My next childhood experience with racism that I remember happened in fourth grade. I still don’t recall anybody telling me I’m Black or anything about Africa by this time. But I just knew, and then what I thought I knew knew was confirmed in the classroom. We were learning about slavery, and I was the only black kid in my class. The horrific pictures in the book resembled me. I remember the hot tears rolling down my face as I learned about this atrocity. I was sad and upset and maybe even embarrassed that this happened to me. I took it personally. I saw myself on those pages. The way I was whooped was in a textbook. Brown people who looked like me were slaves. I couldn’t believe it! I was hurt. I was sad. I was angry. On top of that I didn’t have anybody else in the room who could understand the pain I felt seeing images of black bodies with lash marks across their backs. Not even the teacher gave any regard to how this could make a nine year old black girl feel, especially as the only one in the class. Then something even worse happened. A white, blond- haired boy, whipped an invisible, pretend whip and made a “wapishhh” sound, acting like he was hitting me with a whip. Of course I cried. At a young age, right in the class room of a Virgina public school, we learned our places in society. Right there, I learned that I was African American, and by the history taught to me, inferior to my white classmates.

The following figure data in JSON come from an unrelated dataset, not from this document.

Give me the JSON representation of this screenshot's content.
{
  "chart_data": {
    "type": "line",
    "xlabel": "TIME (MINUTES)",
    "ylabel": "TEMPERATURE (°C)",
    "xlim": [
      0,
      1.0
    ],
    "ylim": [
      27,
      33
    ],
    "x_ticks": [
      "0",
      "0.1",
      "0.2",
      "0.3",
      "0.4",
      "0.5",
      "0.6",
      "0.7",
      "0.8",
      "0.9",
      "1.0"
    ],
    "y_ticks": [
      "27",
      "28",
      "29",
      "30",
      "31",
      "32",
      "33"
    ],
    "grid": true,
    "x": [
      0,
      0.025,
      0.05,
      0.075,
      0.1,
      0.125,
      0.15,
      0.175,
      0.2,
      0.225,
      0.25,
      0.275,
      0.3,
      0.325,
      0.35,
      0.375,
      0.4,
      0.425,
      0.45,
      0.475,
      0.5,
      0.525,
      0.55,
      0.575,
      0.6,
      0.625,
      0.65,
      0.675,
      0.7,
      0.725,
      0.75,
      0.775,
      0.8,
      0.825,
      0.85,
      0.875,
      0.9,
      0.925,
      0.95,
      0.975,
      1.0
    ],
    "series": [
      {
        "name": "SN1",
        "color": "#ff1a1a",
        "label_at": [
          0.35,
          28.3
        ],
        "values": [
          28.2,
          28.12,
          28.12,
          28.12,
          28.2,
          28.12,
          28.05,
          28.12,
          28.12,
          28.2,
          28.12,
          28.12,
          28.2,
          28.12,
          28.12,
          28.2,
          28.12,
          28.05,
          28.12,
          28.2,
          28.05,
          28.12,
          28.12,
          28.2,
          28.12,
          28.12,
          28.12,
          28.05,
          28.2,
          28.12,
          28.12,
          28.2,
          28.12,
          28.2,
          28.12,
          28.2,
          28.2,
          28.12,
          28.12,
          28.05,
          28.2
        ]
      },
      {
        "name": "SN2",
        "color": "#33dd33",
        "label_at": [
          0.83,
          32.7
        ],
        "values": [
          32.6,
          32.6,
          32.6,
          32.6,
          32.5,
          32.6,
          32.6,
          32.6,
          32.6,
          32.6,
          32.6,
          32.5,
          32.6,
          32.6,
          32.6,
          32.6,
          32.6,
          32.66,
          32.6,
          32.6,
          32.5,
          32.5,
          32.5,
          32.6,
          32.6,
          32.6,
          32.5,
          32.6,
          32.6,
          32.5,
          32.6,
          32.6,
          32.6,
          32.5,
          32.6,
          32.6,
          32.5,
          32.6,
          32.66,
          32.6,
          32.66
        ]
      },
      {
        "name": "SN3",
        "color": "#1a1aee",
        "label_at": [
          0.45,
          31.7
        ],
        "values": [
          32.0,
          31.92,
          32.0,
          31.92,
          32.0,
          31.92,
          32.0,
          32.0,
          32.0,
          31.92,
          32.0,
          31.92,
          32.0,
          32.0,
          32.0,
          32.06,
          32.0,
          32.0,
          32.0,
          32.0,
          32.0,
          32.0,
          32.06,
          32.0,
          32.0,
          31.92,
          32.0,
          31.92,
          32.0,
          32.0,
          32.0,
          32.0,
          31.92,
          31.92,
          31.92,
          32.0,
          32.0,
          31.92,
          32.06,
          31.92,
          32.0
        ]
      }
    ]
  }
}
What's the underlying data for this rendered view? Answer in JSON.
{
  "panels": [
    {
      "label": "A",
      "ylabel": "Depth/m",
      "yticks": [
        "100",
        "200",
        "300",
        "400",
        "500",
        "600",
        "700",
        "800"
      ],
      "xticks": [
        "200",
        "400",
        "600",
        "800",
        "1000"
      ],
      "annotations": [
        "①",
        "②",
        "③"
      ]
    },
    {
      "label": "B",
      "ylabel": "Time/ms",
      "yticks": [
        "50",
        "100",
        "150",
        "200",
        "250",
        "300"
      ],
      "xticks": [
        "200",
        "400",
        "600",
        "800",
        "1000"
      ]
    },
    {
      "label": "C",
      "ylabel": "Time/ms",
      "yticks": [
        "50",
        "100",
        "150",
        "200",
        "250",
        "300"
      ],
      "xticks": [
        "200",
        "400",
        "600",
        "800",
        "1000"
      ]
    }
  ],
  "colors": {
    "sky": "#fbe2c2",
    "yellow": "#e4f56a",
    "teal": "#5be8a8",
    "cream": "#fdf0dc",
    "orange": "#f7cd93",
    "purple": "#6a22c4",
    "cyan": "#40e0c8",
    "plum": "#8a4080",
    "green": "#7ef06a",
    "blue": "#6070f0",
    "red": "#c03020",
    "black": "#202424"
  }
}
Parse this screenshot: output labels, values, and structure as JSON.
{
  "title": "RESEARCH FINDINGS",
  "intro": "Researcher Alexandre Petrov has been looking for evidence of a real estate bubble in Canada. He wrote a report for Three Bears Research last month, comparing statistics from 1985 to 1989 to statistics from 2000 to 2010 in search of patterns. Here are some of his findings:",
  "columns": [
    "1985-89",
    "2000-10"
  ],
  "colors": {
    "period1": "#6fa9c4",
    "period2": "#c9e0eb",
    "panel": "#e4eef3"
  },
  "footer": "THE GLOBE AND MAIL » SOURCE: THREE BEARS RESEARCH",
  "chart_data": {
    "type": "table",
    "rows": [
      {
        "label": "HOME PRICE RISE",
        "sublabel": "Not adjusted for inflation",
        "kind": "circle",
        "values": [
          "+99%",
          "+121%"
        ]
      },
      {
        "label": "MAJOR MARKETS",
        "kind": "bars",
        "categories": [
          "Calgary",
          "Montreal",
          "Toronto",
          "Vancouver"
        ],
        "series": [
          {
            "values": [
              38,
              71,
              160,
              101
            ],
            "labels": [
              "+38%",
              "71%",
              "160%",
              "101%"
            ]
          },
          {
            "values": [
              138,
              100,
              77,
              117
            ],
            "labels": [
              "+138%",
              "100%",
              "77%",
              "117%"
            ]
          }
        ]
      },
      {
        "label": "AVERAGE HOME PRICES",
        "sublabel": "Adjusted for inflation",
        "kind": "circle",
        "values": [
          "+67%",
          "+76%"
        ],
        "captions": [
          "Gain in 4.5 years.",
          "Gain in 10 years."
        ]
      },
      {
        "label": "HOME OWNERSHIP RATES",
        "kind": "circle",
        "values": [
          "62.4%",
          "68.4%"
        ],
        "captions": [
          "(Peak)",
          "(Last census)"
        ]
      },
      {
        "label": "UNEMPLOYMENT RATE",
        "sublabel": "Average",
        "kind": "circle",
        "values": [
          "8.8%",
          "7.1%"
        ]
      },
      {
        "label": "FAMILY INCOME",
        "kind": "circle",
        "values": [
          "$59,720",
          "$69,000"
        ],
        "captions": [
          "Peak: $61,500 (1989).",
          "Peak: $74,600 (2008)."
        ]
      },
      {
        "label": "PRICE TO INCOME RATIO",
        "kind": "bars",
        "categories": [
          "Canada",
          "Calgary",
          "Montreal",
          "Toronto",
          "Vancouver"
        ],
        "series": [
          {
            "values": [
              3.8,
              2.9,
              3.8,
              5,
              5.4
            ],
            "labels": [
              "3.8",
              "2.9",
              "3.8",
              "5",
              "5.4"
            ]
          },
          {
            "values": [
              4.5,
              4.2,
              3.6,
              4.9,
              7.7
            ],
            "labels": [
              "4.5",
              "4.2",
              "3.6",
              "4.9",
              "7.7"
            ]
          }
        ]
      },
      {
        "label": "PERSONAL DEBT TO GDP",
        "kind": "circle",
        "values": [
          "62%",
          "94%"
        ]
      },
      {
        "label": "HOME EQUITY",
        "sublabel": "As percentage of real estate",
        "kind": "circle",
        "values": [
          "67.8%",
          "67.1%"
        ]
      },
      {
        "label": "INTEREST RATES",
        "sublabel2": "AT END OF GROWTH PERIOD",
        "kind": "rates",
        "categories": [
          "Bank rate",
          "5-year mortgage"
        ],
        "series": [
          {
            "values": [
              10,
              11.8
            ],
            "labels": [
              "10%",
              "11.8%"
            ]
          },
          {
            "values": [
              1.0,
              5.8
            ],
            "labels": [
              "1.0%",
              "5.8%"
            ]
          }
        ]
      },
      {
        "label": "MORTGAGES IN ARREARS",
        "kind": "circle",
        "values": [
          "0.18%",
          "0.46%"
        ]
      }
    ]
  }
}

Unfortunately that wasn’t the end of my racial dealings in the school place. Being the only black kid in the majority of my classes throughout middle and high school, I dealt a lot with racist jokes and comments. Honestly I’ve dealt with too many to even recall or write about in this post. Growing up and being one of few black kids can be tough. It’s even harder first learning about slavery in a white school system before your parents teach you about Africa and where you come from before slavery. I feel like a lot of parents don’t talk about race to their children. Either they don’t think about it or they feel like they are too young. Unfortunately this absence of teaching at home leaves it to society, often dictated by whites, to define little black children for them. Before we can have knowledge of self and pride in our heritage, we’ve already been dimmed and learned inferiority by our teachers and peers.
Despite the miseducation that I received at a young age, I’ve been able to un-learn and relearn more about our history and culture. I’ve been able to overcome the negativity that society tried to instill in me as a child. The reality of today’s racism is that it’s been passed down from generation to generation, so before we are even adults, we already have racist ideals instilled. Racism continues to live because that’s part of the foundation of this country. So, teaching little black kids about race, who they are, where they come from, and the greatness of their history is so important. Because if we don’t share our history and experience from our perspective, we’ll have the next generation learning it from the same little girls saying, “you can’t play with us because you’re dark and we’re light.” And we’ll have another generation of lost children, not knowing who they are, but knowing that something just… ain’t… right.